Will rebuilding my website hurt my Google rankings?

It can, if it's done carelessly. Moving platforms without proper redirects, losing indexed pages, or stripping out content that was ranking can all damage your visibility. We handle this as part of the build: every page gets proper titles and descriptions, URLs are structured cleanly, and nothing gets dropped without a reason.

My website was built on WordPress and it's slow and hard to update. What are my options?

WordPress can work well when it's maintained properly, but a neglected WordPress site accumulates problems fast: outdated plugins, leftover template content, slow load times. Depending on your needs, we either rebuild within WordPress with a clean setup, or migrate to a platform better suited to how you actually use the site. Renie moved to Webflow, which gave them a faster, cleaner build without the ongoing maintenance overhead.

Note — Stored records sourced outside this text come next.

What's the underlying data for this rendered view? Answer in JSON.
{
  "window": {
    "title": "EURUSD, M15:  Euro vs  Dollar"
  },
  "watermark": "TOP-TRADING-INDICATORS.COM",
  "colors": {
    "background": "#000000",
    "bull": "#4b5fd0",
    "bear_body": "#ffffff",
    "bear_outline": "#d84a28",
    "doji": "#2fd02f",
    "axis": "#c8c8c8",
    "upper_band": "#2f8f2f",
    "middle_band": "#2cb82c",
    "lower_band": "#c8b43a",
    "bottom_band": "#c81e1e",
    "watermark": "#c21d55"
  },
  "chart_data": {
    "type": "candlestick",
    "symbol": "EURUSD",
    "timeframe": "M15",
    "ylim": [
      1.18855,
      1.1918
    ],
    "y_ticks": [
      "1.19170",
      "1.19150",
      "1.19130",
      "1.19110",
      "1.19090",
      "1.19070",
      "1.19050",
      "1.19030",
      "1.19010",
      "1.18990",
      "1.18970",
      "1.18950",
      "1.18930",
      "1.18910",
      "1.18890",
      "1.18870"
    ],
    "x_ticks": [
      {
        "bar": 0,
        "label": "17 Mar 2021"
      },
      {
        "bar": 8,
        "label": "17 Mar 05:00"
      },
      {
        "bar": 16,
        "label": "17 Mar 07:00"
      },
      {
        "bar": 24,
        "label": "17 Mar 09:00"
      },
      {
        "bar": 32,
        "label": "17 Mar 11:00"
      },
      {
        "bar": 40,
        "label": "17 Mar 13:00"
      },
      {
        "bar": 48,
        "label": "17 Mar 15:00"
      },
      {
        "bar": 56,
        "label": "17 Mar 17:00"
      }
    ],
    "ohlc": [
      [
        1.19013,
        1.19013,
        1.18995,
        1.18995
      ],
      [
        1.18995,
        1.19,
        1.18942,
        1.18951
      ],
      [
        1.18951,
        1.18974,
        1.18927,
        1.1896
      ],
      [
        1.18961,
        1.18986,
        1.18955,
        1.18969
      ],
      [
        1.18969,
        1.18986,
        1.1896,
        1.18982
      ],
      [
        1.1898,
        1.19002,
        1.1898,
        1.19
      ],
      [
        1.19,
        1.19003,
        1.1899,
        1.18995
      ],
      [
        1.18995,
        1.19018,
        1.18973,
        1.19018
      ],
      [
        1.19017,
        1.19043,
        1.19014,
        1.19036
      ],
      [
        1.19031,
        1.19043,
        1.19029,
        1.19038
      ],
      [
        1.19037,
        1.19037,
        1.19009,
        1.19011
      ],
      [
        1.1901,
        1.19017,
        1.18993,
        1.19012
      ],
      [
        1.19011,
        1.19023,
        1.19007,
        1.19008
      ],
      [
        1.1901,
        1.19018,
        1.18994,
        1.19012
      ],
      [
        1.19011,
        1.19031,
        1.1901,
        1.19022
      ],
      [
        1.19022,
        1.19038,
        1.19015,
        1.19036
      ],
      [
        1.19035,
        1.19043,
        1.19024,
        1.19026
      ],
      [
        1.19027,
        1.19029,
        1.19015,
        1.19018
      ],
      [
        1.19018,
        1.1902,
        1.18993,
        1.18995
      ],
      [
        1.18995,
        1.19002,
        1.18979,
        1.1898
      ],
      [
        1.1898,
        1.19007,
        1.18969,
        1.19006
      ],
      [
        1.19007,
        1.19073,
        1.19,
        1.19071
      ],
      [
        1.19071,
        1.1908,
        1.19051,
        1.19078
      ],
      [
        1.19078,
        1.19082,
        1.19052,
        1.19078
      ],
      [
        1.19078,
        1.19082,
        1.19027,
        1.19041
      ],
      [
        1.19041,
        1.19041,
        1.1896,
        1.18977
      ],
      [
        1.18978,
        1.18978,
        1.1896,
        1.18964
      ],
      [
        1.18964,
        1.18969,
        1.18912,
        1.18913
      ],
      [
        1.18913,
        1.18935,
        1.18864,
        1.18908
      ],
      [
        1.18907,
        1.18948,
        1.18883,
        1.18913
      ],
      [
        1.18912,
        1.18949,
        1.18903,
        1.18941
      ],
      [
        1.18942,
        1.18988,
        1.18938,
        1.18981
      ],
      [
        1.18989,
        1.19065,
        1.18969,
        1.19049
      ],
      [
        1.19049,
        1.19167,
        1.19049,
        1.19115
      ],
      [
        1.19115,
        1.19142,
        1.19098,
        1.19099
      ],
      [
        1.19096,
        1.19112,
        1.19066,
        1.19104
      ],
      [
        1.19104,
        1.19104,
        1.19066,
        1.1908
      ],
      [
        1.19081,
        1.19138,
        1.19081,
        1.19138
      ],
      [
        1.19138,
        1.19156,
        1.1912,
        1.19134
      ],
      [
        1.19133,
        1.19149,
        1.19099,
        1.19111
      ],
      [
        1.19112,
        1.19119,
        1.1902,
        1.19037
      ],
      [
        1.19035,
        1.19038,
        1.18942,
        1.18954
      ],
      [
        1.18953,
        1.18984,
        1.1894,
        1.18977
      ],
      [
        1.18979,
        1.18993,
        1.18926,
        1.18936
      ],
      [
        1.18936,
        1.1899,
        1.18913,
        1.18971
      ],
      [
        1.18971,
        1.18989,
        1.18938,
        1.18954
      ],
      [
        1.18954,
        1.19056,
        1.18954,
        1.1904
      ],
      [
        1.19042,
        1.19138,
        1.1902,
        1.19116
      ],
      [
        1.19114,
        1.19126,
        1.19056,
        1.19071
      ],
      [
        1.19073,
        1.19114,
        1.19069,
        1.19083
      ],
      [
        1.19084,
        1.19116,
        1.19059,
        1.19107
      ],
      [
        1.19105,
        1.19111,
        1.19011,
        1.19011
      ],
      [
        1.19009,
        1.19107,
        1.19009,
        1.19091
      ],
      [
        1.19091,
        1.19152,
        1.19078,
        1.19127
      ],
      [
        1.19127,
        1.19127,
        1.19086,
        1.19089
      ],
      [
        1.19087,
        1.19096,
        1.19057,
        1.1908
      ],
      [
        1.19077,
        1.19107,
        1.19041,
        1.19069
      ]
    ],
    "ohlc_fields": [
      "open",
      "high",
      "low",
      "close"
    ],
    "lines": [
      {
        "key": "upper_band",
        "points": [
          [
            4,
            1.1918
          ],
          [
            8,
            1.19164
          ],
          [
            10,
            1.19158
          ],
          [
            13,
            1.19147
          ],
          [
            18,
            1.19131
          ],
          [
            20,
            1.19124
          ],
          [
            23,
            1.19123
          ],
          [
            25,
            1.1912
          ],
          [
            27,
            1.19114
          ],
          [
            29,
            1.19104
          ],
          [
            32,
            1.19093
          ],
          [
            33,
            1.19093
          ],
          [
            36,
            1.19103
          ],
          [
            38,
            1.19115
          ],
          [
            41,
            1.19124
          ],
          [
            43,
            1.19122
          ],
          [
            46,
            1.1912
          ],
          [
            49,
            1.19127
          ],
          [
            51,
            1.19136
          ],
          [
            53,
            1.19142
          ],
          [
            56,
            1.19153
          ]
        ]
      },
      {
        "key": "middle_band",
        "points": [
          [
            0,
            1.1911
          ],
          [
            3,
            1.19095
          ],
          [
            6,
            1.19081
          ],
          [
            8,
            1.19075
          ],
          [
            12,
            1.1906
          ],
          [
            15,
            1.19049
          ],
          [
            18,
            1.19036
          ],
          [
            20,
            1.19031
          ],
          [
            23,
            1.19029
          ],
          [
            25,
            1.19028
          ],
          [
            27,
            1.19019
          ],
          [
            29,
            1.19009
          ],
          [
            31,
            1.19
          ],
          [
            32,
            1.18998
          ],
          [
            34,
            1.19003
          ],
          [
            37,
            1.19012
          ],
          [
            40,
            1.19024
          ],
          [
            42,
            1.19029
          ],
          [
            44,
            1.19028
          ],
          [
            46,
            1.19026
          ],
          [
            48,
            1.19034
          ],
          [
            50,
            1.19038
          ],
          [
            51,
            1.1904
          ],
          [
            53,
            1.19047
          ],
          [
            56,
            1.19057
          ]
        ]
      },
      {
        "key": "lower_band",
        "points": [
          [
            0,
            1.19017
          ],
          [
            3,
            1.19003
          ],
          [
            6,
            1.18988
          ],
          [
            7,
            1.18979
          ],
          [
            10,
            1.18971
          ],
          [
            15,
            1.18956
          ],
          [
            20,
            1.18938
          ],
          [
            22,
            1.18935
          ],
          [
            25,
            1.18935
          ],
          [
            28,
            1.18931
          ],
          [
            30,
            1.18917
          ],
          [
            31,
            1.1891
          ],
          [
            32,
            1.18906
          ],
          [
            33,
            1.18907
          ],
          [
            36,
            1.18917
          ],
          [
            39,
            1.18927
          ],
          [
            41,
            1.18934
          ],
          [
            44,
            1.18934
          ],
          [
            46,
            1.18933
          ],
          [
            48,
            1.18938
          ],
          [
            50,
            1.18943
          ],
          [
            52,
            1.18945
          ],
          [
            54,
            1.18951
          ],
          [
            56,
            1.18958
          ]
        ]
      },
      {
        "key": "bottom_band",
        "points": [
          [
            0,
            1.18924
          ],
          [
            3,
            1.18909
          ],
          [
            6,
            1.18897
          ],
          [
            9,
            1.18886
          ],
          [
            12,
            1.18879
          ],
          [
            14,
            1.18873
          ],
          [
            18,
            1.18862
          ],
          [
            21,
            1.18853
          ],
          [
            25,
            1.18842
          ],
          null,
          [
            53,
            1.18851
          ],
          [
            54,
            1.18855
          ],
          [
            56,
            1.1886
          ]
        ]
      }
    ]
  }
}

Do I need to provide all the content for my new website, or can you handle that?

We handle it. For Renie, we wrote all the copy across 15 product categories, the about section, and all supporting pages. If you have existing content that works, we use it. If not, we start from scratch based on what we learn about your business.

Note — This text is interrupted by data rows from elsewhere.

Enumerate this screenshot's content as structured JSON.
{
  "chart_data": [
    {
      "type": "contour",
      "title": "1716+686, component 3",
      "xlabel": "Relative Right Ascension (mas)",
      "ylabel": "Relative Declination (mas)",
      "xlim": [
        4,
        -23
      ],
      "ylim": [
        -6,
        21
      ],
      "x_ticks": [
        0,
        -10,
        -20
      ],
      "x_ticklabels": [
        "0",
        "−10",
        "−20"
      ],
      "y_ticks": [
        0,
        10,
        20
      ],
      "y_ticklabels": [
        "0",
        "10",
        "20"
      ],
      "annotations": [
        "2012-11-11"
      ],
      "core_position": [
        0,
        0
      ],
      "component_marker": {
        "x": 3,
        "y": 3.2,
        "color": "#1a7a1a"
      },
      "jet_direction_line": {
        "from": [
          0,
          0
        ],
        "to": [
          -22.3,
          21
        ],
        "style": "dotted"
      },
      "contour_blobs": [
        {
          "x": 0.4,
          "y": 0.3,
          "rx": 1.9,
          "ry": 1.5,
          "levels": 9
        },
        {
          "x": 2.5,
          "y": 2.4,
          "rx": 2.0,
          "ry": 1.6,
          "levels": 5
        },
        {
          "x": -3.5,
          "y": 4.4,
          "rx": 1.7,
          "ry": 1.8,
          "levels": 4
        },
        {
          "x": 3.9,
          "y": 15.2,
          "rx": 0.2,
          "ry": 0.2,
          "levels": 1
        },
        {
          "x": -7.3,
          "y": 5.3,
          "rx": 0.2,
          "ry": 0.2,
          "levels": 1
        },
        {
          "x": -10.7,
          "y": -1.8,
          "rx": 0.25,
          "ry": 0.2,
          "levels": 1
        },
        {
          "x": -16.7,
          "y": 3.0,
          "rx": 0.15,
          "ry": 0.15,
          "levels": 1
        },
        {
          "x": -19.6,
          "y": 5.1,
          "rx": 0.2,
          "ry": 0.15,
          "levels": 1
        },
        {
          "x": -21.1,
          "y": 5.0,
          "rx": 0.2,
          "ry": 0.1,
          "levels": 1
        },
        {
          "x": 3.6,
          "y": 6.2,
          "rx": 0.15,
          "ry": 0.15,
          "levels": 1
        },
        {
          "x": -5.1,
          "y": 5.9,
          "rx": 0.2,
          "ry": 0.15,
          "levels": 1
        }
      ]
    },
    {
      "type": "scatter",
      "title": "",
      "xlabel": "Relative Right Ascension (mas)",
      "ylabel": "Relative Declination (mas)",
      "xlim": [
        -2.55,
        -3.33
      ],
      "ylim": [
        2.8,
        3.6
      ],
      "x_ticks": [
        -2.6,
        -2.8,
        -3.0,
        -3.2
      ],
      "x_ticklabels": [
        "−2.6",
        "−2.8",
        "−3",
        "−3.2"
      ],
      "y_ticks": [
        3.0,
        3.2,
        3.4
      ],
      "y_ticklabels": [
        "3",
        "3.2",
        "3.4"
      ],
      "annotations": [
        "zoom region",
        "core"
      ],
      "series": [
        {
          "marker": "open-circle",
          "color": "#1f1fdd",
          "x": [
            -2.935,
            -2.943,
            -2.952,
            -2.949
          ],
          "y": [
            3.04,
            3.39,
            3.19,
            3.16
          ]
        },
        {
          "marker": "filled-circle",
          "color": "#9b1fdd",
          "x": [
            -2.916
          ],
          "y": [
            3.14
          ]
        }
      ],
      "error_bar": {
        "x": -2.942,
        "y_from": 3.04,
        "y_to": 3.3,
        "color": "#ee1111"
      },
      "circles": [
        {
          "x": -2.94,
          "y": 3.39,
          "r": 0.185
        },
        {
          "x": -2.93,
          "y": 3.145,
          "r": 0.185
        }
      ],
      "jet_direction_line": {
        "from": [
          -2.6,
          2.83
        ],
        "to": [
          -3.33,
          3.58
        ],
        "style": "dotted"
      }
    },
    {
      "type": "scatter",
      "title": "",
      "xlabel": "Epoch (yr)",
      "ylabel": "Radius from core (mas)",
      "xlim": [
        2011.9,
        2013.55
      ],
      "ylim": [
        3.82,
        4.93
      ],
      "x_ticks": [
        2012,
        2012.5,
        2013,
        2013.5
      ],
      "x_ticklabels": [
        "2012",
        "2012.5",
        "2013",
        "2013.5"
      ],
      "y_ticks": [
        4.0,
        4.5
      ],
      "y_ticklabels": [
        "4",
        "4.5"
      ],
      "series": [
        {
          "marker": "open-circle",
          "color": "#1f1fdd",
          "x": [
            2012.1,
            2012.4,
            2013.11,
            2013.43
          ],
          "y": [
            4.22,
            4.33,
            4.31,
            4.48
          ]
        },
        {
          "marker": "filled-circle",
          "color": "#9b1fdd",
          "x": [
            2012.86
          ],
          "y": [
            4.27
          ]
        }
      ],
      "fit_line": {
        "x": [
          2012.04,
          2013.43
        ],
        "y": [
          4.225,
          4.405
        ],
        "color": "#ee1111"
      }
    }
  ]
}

How do I know if my current website is actually hurting my business?

A few things to look for: keywords you should rank for sitting on page three or beyond, people dropping off before they find what they need, clients or partners mentioning the site directly, and load times that make you cringe on mobile. Renie's clients were bringing it up in meetings. That's usually a clear sign.

Can you redesign just part of my website, or does it need to be a full rebuild?

Sometimes a focused fix is enough, but it depends on what's causing the problem. If the issues are structural, like a product catalog that doesn't reflect how you actually sell, or technical debt built up from years of an unmaintained template, a partial update usually just delays the full rebuild. We'll tell you honestly after a discovery call what makes more sense for your situation.

We have a large product catalog. How do you handle organizing and presenting that?

This is something we do as part of the project. For Renie, we restructured 15 product categories from scratch, each with its own page, copy, and logic built around how their different buyers actually search. A hotel developer looking for acoustic doors needs a different page than a hospital specifying X-ray rooms. Getting that structure right is usually where the most important work happens.